Key issue: logistics
Hospital traffic is immense: Hospital hallways are buzzing with staff who seem to be permanently on the move. They accompany patients to examinations, they hand carry reports, files and images because the electronic patient file has still not become reality. Long distances between diagnostic, treatment, surgery and care facilities that are scattered all over the hospital complex force staff to spend more time in transit than at their work place – where they belong. These superfluous logistical processes generate superfluous costs in the vicinity of 20 percent. Today, PACS, digital ordering, electronic patient files and electronic scheduling as well as electronic stock and purchase management are possible and should be minimum standard. The core work areas of a hospital have to be restructured. With short ways and short waiting times staff will perform better and patients will be more satisfied.
 
Data management to support decisions
Hospital management has many possibilities to optimize the economics of medical treatment. Over the last few years, the InEK’s (Institut für Entgeltkalkulatiom im Krankenhaus – Institute for the Hospital Remuneration System) so-called profit center accounting has gained wide acceptance as decision-making support tool. It provides benchmark-oriented profit and loss accounting as well as continuous DRG calculation which generates actual cost data for each case. Excess costs as well as shortfalls are identified and their causes can be analysed.

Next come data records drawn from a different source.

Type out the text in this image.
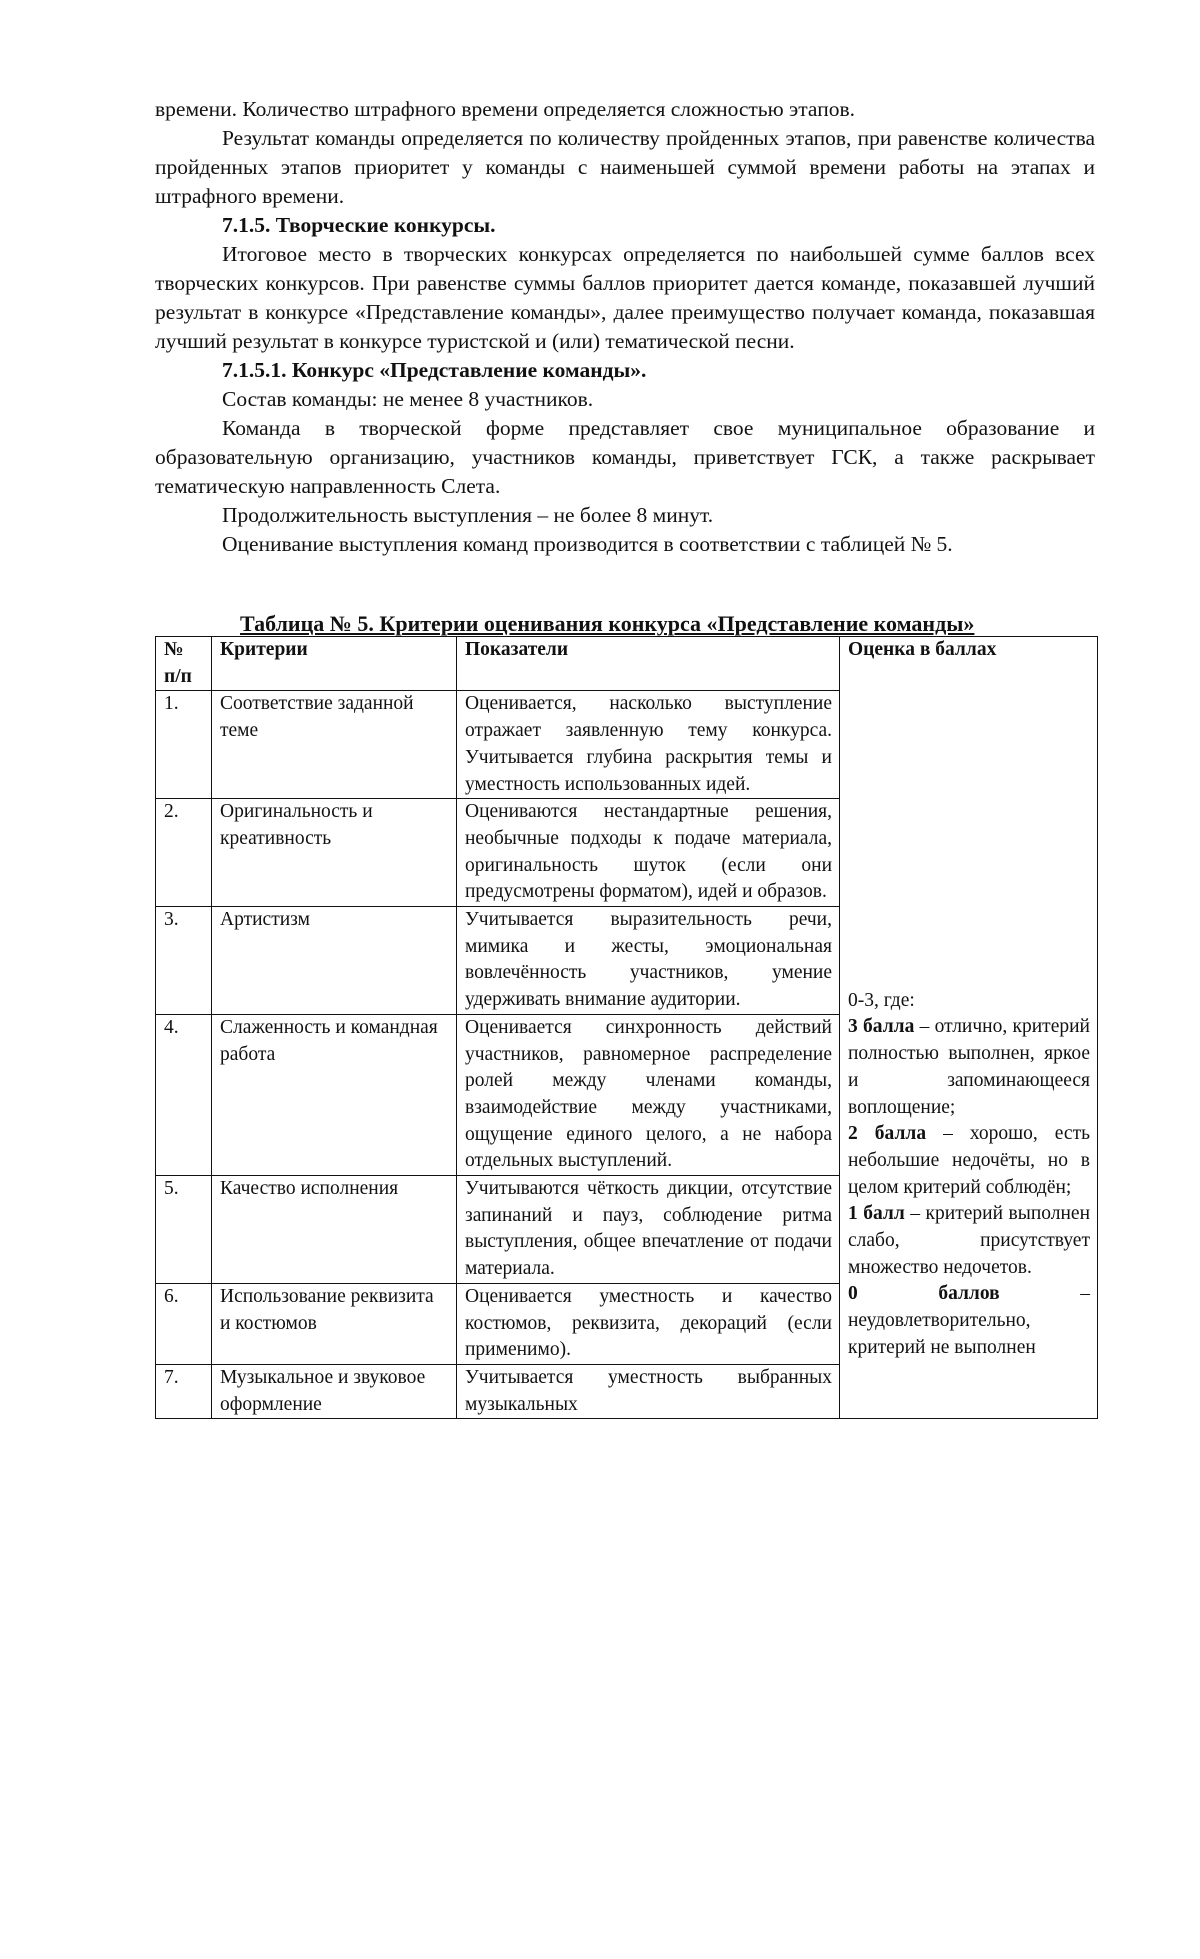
времени. Количество штрафного времени определяется сложностью этапов.

Результат команды определяется по количеству пройденных этапов, при равенстве количества пройденных этапов приоритет у команды с наименьшей суммой времени работы на этапах и штрафного времени.

7.1.5. Творческие конкурсы.

Итоговое место в творческих конкурсах определяется по наибольшей сумме баллов всех творческих конкурсов. При равенстве суммы баллов приоритет дается команде, показавшей лучший результат в конкурсе «Представление команды», далее преимущество получает команда, показавшая лучший результат в конкурсе туристской и (или) тематической песни.

7.1.5.1. Конкурс «Представление команды».

Состав команды: не менее 8 участников.

Команда в творческой форме представляет свое муниципальное образование и образовательную организацию, участников команды, приветствует ГСК, а также раскрывает тематическую направленность Слета.

Продолжительность выступления – не более 8 минут.

Оценивание выступления команд производится в соответствии с таблицей № 5.

Таблица № 5. Критерии оценивания конкурса «Представление команды»
№ п/п	Критерии	Показатели	Оценка в баллах
1.	Соответствие заданной теме	Оценивается, насколько выступление отражает заявленную тему конкурса. Учитывается глубина раскрытия темы и уместность использованных идей.	0-3, где:
3 балла – отлично, критерий полностью выполнен, яркое и запоминающееся воплощение;
2 балла – хорошо, есть небольшие недочёты, но в целом критерий соблюдён;
1 балл – критерий выполнен слабо, присутствует множество недочетов.
0 баллов – неудовлетворительно, критерий не выполнен

2.	Оригинальность и креативность	Оцениваются нестандартные решения, необычные подходы к подаче материала, оригинальность шуток (если они предусмотрены форматом), идей и образов.	
3.	Артистизм	Учитывается выразительность речи, мимика и жесты, эмоциональная вовлечённость участников, умение удерживать внимание аудитории.	
4.	Слаженность и командная работа	Оценивается синхронность действий участников, равномерное распределение ролей между членами команды, взаимодействие между участниками, ощущение единого целого, а не набора отдельных выступлений.	
5.	Качество исполнения	Учитываются чёткость дикции, отсутствие запинаний и пауз, соблюдение ритма выступления, общее впечатление от подачи материала.	
6.	Использование реквизита и костюмов	Оценивается уместность и качество костюмов, реквизита, декораций (если применимо).	
7.	Музыкальное и звуковое оформление	Учитывается уместность выбранных музыкальных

All required data are automatically culled from the overall hospital information system and from functional sub-systems. For hospitals a professional software solution is as indispensable as the above-mentioned standardisation of processes.
 
 
Empathy
A major success factor of any hospital is the level of empathy patients receive. But today, in the face of organisational and structural weaknesses, empathy fat too often falls by the wayside - a fact which is deplored by patients and staff alike. In modern society the avoidance of suffering plays an enormous role and in addition to any pain therapy human-centered, emphatic care can work wonders. If we arrive at the conclusion that in the current system empathy has become nearly impossible we need to ask who can serve as a model and how can we improve the situation. The organisational and structural changes suggested above are not merely technocratic, on the contrary, they all aim at one goal: to make empathy possible again.